Kindly review the anti-corruption fight of the President Muhammadu Buhari administration. In answering the question, I will like to know your view on the government’s whistle-blowing initiative.
On anti-corruption, we are fully in support of the government’s efforts towards curbing corruption in Nigeria. No economy can survive with corruption and therefore, whatever the government is doing, we as Institute of Chartered Accountants of Nigeria are in support and agreement with what they are doing. What we will say is that a lot of these things need to be publicised. For example, some of the money laundering laws, the threshold of some of the issues about money laundering or how much cash that can be handled under the law. Right now, in an informal economy such as Nigeria, it is money that is moving around in the hands of people. If I have more than N500,000 at hand, I am involved in money laundering. So what I am saying is that pay into bank. I think it is very important to publicise that law and not just assume that ignorance of the law is not an excuse. A lot of Nigerians need to know what it is but in terms of fighting corruption, we are in support of government. However, they are chasing what has already passed, but right now, we need to strengthen controls around the system; we need to do more institutional work towards plugging the holes in the system than the post mortem. The whistle blower is working, but it appears they dwell more on what has happened and not what will likely to happen. I think we need to scuttle the plans of some people in relation to corruption before they happen, nip it in the bud before it happens. That is the addition that we need to work on.

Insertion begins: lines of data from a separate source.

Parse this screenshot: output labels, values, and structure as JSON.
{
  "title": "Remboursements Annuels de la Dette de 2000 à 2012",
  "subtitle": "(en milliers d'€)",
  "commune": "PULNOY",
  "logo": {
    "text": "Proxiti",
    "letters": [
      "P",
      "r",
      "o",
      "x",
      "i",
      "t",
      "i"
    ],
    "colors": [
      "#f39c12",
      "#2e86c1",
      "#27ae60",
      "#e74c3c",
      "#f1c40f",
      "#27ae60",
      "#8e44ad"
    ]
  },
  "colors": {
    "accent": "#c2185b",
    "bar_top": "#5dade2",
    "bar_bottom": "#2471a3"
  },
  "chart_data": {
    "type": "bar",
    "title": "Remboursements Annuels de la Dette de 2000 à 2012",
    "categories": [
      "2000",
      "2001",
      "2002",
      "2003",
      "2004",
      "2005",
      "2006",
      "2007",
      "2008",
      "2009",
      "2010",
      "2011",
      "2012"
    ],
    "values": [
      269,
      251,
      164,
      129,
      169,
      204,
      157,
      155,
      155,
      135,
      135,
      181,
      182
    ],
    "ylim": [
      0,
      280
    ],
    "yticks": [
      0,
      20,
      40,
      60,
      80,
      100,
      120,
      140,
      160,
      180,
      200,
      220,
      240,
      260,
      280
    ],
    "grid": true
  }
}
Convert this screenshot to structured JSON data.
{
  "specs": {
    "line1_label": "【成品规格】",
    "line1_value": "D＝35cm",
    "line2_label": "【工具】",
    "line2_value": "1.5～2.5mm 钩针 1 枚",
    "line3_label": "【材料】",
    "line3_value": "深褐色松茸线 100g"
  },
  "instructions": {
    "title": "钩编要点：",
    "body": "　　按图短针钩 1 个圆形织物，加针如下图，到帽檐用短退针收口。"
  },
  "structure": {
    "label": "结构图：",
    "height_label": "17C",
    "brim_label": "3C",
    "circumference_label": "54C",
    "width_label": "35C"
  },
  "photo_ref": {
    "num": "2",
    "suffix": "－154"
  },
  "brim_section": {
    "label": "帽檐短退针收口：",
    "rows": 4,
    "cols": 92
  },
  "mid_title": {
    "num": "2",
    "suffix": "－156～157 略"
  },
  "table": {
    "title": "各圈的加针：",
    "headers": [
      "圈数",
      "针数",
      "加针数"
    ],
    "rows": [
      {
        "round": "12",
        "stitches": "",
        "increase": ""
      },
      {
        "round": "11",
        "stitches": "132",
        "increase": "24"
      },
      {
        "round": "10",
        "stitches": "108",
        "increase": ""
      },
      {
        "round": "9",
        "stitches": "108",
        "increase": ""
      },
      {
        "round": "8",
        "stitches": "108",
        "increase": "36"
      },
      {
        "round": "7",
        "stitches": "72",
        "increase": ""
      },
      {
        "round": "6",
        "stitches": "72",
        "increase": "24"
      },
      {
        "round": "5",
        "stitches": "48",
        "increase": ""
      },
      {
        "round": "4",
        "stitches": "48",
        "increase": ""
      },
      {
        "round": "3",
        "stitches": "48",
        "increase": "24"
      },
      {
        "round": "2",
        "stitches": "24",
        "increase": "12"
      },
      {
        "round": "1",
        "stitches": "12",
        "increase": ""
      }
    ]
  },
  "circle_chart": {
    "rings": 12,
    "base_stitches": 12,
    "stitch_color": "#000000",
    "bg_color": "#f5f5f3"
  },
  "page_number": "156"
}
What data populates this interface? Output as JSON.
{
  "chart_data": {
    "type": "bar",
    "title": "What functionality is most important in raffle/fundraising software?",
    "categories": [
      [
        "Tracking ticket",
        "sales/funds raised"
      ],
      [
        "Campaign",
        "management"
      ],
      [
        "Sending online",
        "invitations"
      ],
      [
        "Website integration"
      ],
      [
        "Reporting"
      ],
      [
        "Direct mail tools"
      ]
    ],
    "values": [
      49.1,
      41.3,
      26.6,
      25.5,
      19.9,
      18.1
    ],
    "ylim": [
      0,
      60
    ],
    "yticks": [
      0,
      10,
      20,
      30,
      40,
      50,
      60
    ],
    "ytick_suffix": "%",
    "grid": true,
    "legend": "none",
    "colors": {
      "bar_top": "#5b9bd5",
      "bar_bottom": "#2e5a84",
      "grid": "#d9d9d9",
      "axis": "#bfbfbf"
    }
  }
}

The government should work on Whistle Blowing Act such that if they are encouraging whistle blowing, they should also provide solid protection to whistle blowers including physical protection. In other climes, where people blow whistle, serious physical protection are giving to them and I don’t see the government working towards that direction. It is only our governors that are more protected than the ordinary citizens, who are not given the kind of protection I think they should be given.

Recently, the Acting President Yemi Osinbajo signed an executive order on Voluntary Asset and Income Declaration Scheme (VAIDS), which was launched some days later by the government. What is your take on it?
The Acting President Yemi Osinbajo signed an executive order, which is encouraging citizens of Nigeria who are required and mandated by the constitution to pay their taxes and this voluntary initiative is that citizens, in the past, who have not been complying with all relevant tax laws should come forward and declare themselves and pay taxes and for that, the government is giving them some waivers, they can split and pay the taxes they have come to declare over a period of three years, the government is not going to prosecute you and so on. I think it is a very brilliant idea. The Institute of Chartered Accountants of Nigeria is in support of this, ICAN will be speaking to the public and our members will be encouraging everybody to comply with the tax laws. Right now, taxation is the source of revenue that the government needs to be able to govern the country. Government cannot control oil revenue. This is encouraging those who are previously not in the tax net to come forward or those who have previously paid less tax than they should pay to come forward and pay the balance. If it is implemented, I believe it is for the better of Nigeria and Nigerians.